—La gracia consiste en quererse, Carmen —murmuré llegándome a ella un poco y clavando mis ojos en los suyos. No deseaba convencerla, bien lo sabe Dios, ni seducirla, sino al contrario, que ella desplegase todas las monerías de su ciencia teológica, y luciese ante mí, como amazona aguerrida, las armas bien templadas con que escudaba su virtud. Pero me salió la pascua en viernes, porque tití no estaba para controversias. Sólo contestó con afabilidad:
—Es natural que pienses así siendo muchacho y teniendo las ideas que tienes, por desgracia no muy religiosas. Los años te desengañarán y juzgarás mejor. Ya sentarás la cabeza.

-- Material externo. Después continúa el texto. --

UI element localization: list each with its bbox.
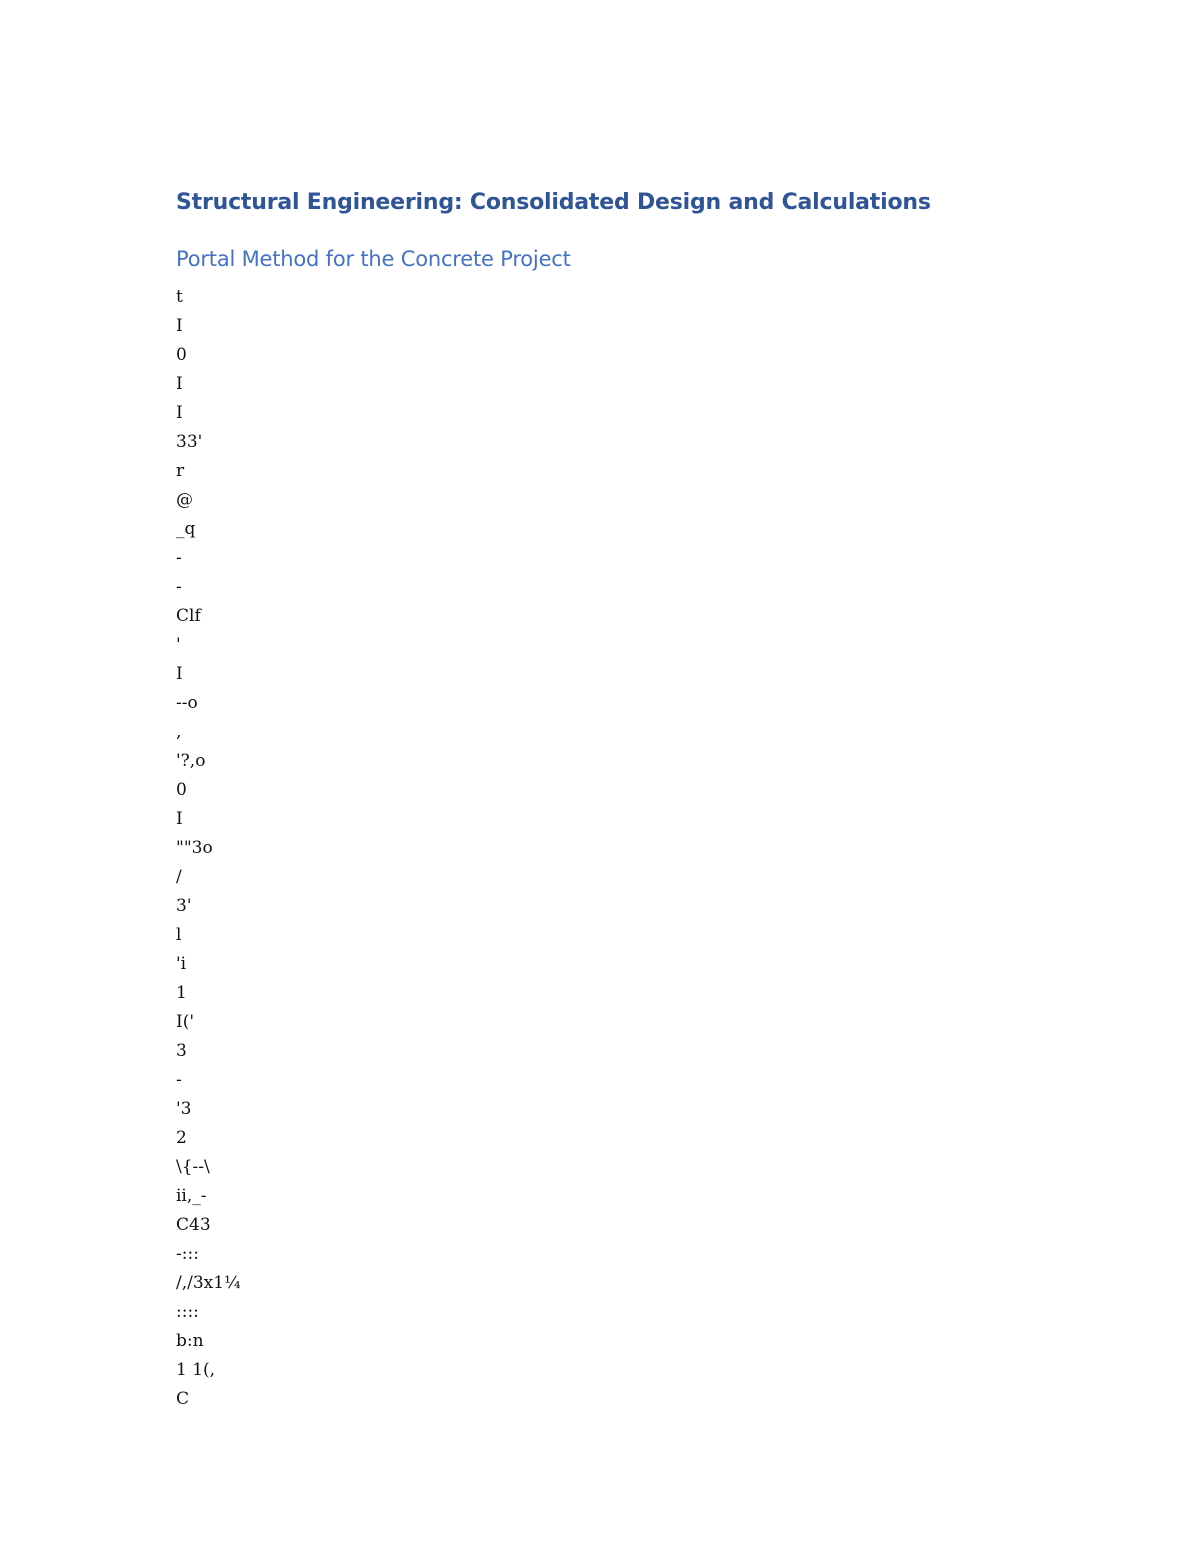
text-line: /,/3x1¼ (176, 1273, 241, 1293)
text-line: Clf (176, 606, 201, 626)
text-line: C43 (176, 1215, 211, 1235)
document-title: Structural Engineering: Consolidated Design and Calculations (176, 190, 931, 215)
text-line: ii,_- (176, 1186, 207, 1206)
text-line: , (176, 722, 182, 742)
text-line: ' (176, 635, 181, 655)
text-line: I(' (176, 1012, 195, 1032)
text-line: I (176, 664, 183, 684)
text-line: 1 (176, 983, 187, 1003)
text-line: :::: (176, 1302, 199, 1322)
text-line: 3 (176, 1041, 187, 1061)
text-line: I (176, 403, 183, 423)
text-line: @ (176, 490, 193, 510)
text-line: --o (176, 693, 198, 713)
text-line: 0 (176, 345, 187, 365)
text-line: l (176, 925, 182, 945)
text-line: b:n (176, 1331, 204, 1351)
text-line: / (176, 867, 182, 887)
text-line: 0 (176, 780, 187, 800)
text-line: _q (176, 519, 196, 539)
text-line: \{--\ (176, 1157, 210, 1177)
text-line: 2 (176, 1128, 187, 1148)
text-line: 3' (176, 896, 192, 916)
text-line: I (176, 809, 183, 829)
text-line: -::: (176, 1244, 199, 1264)
text-line: - (176, 577, 182, 597)
text-line: t (176, 287, 183, 307)
text-line: ""3o (176, 838, 213, 858)
ocr-text-lines (176, 283, 241, 1414)
text-line: r (176, 461, 185, 481)
text-line: 33' (176, 432, 203, 452)
text-line: C (176, 1389, 190, 1409)
text-line: - (176, 1070, 182, 1090)
section-heading: Portal Method for the Concrete Project (176, 247, 571, 271)
text-line: '3 (176, 1099, 192, 1119)
text-line: I (176, 374, 183, 394)
text-line: - (176, 548, 182, 568)
text-line: I (176, 316, 183, 336)
text-line: '?,o (176, 751, 206, 771)
text-line: 1 1(, (176, 1360, 216, 1380)
text-line: 'i (176, 954, 187, 974)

—Bueno, Carmiña; si para sentarla bastara una palabrita tuya... ¿Dices que eso de quererse es un disparate? Pues lo creo. Pero al menos no me negarás que para ser felices, por muy santos que me los supongas, los cónyuges necesitan profesarse algún afecto; vamos, al menos no aborrecerse, no repugnarse. ¿Me engaño?
Carmiña palideció y sus párpados aletearon ligeramente. Me miró severa y dolorida, como diciendo: «Esa es conversación vedada, y extraño que la toques».

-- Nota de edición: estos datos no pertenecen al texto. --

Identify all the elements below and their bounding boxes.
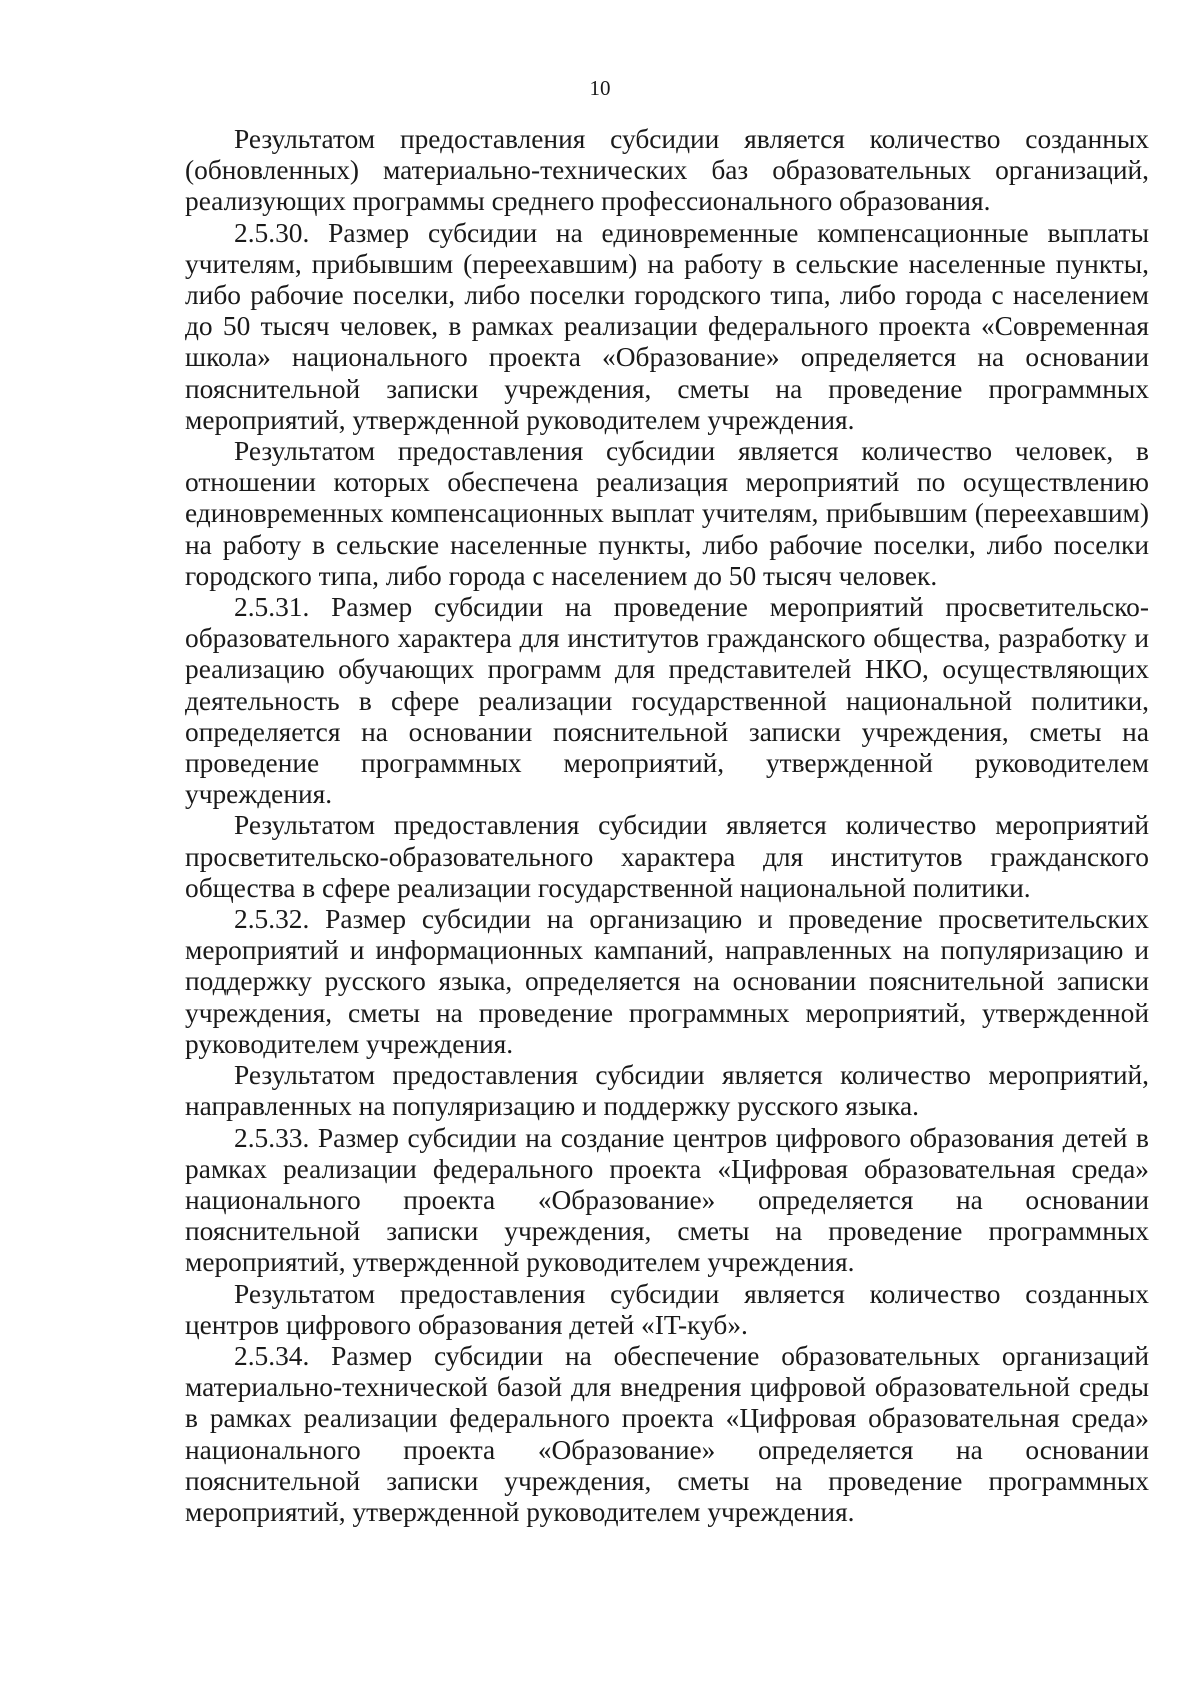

Me llevé de aquel breve diálogo, interrumpido por la llegada de mi tío, provisión mayor de esperanza. Don Felipe entró apresuradamente, mal engestado y azoradísimo. Apenas vió a su mujer, sacó del bolsillo una carta.
—¡Carmen!... ¿qué es esto? ¿Sabías algo tú? ¡Porque me escribe Castro Mera diciendo que en todo el pueblo está corrido que tu padre se ha casado secretamente con la sobrina de su ama de llaves!
Tití afirmó la voz antes de contestar y lo hizo sin miedo.
—Debe de ser verdad, porque también a Salustio se lo escribe Benigna.
—¡Y me lo dices así... con esa flema! —gritó el marido.
Hay momentos en que se corre la cortina, se sorprende el alma desnuda, y se contemplan sus formas misteriosas, por muy aprisa que las quiera cubrir. En aquel grito ví patente el alma de don Felipe, seca y dura, interesada y vil, semejante a otras muchas que andan por ahí metidas en cuerpos de aspecto menos judaico.